Roberts and NoDa are finally ready to roll out its first bottle, Boba Brett with Blackberries – and the best part is the original location will be open for this release.

“It’s extremely satisfying for this first bottle to come out,” says Roberts, also known dubbed as the brewery’s “Funkmaster.” “All of us have put a ton of effort into this project … and I’m excited for people to finally try it.”

This bottle is an offspring of NoDa’s Boba Brett Sour Project, which was unveiled last May. The base beer is a pale sour ale that derives its name from Brettanomyces, the beer yeast that creates funkiness in sour beer (of course, there’s the Star Wars bounty hunter Boba Fett reference as well, and Roberts says that comes from fellow brewer Matt Virgil’s deep love for the storied movie franchise).

For this bottle release, one pound of pureed blackberries sourced from Oregon was used per gallon, and Roberts was pleased with the results when it was all said and done.

“We’ve had the Boba Brett tank in use for a while and for the bottle, blackberries just screamed sour to me – I’ve always wanted to use them in sours,” he says. “I think it’s really nice to get the tropical fruit with the blackberries. It’s not something you would normally throw together but I think it works really well here. And honestly, I hope people get the oakiness in here too and of course, the funky notes.”
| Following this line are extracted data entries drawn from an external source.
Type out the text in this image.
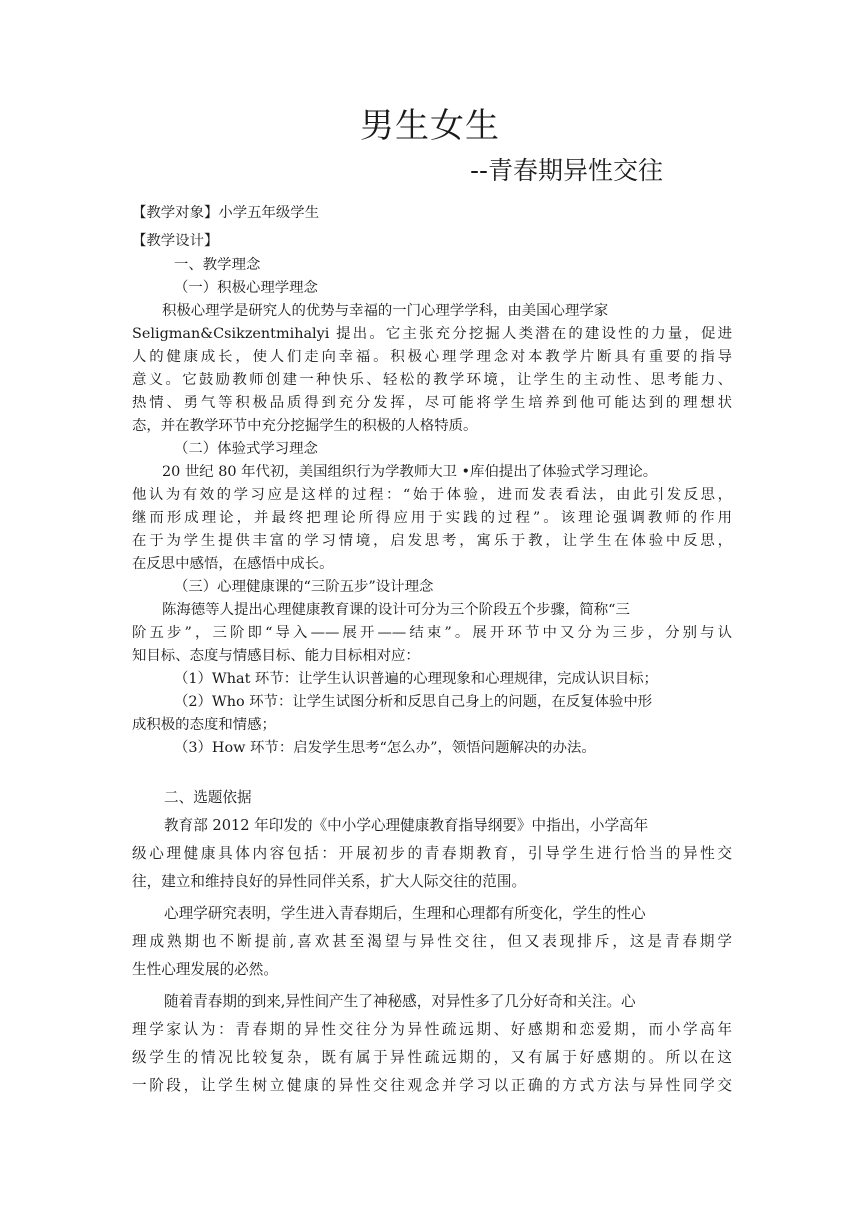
男生女生
--青春期异性交往
【教学对象】小学五年级学生
【教学设计】
一、教学理念
（一）积极心理学理念
积极心理学是研究人的优势与幸福的一门心理学学科，由美国心理学家
Seligman&Csikzentmihalyi 提出。它主张充分挖掘人类潜在的建设性的力量，促进
人的健康成长，使人们走向幸福。积极心理学理念对本教学片断具有重要的指导
意义。它鼓励教师创建一种快乐、轻松的教学环境，让学生的主动性、思考能力、
热情、勇气等积极品质得到充分发挥，尽可能将学生培养到他可能达到的理想状
态，并在教学环节中充分挖掘学生的积极的人格特质。
（二）体验式学习理念
20 世纪 80 年代初，美国组织行为学教师大卫 •库伯提出了体验式学习理论。
他认为有效的学习应是这样的过程：“始于体验，进而发表看法，由此引发反思，
继而形成理论，并最终把理论所得应用于实践的过程”。该理论强调教师的作用
在于为学生提供丰富的学习情境，启发思考，寓乐于教，让学生在体验中反思，
在反思中感悟，在感悟中成长。
（三）心理健康课的“三阶五步”设计理念
陈海德等人提出心理健康教育课的设计可分为三个阶段五个步骤，简称“三
阶五步”，三阶即“导入——展开——结束”。展开环节中又分为三步，分别与认
知目标、态度与情感目标、能力目标相对应：
（1）What 环节：让学生认识普遍的心理现象和心理规律，完成认识目标；
（2）Who 环节：让学生试图分析和反思自己身上的问题，在反复体验中形
成积极的态度和情感；
（3）How 环节：启发学生思考“怎么办”，领悟问题解决的办法。
二、选题依据
教育部 2012 年印发的《中小学心理健康教育指导纲要》中指出，小学高年
级心理健康具体内容包括：开展初步的青春期教育，引导学生进行恰当的异性交
往，建立和维持良好的异性同伴关系，扩大人际交往的范围。
心理学研究表明，学生进入青春期后，生理和心理都有所变化，学生的性心
理成熟期也不断提前,喜欢甚至渴望与异性交往，但又表现排斥，这是青春期学
生性心理发展的必然。
随着青春期的到来,异性间产生了神秘感，对异性多了几分好奇和关注。心
理学家认为：青春期的异性交往分为异性疏远期、好感期和恋爱期，而小学高年
级学生的情况比较复杂，既有属于异性疏远期的，又有属于好感期的。所以在这
一阶段，让学生树立健康的异性交往观念并学习以正确的方式方法与异性同学交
Bottles of Boba Brett with Blackberries will be available at NoDa’s original location Saturday beginning at noon. There are only 500 bottles being sold, with a limit of four per person until 1:30 p.m. After that, if you are still around and there are bottles left, there will be no limit. Each bottle is $18 plus tax.

You can also expect more to come from NoDa’s sour program and Boba Brett, including dry-hopping different versions. Roberts added he’s looking forward to working with more fruits and colors, with hopes of additional bottles to be released in time.

In other NoDa news, the brewery is also releasing cans of True Grit for the first time this coming Tuesday. This is what NoDa is calling a “Southeastern Style” IPA, with a bit of a play and wink to the popular Northeastern IPAs. What makes this beer unique is in the name, as NoDa used grits in the brew process to balance with several hops, including Centennial, Chinook, Citra, Mosaic and Simcoe.

True Grit cans will be available Tuesday at the North End taproom beginning at 4 p.m., with a limit of two four-packs per person. (You can also try the beer on tap as well).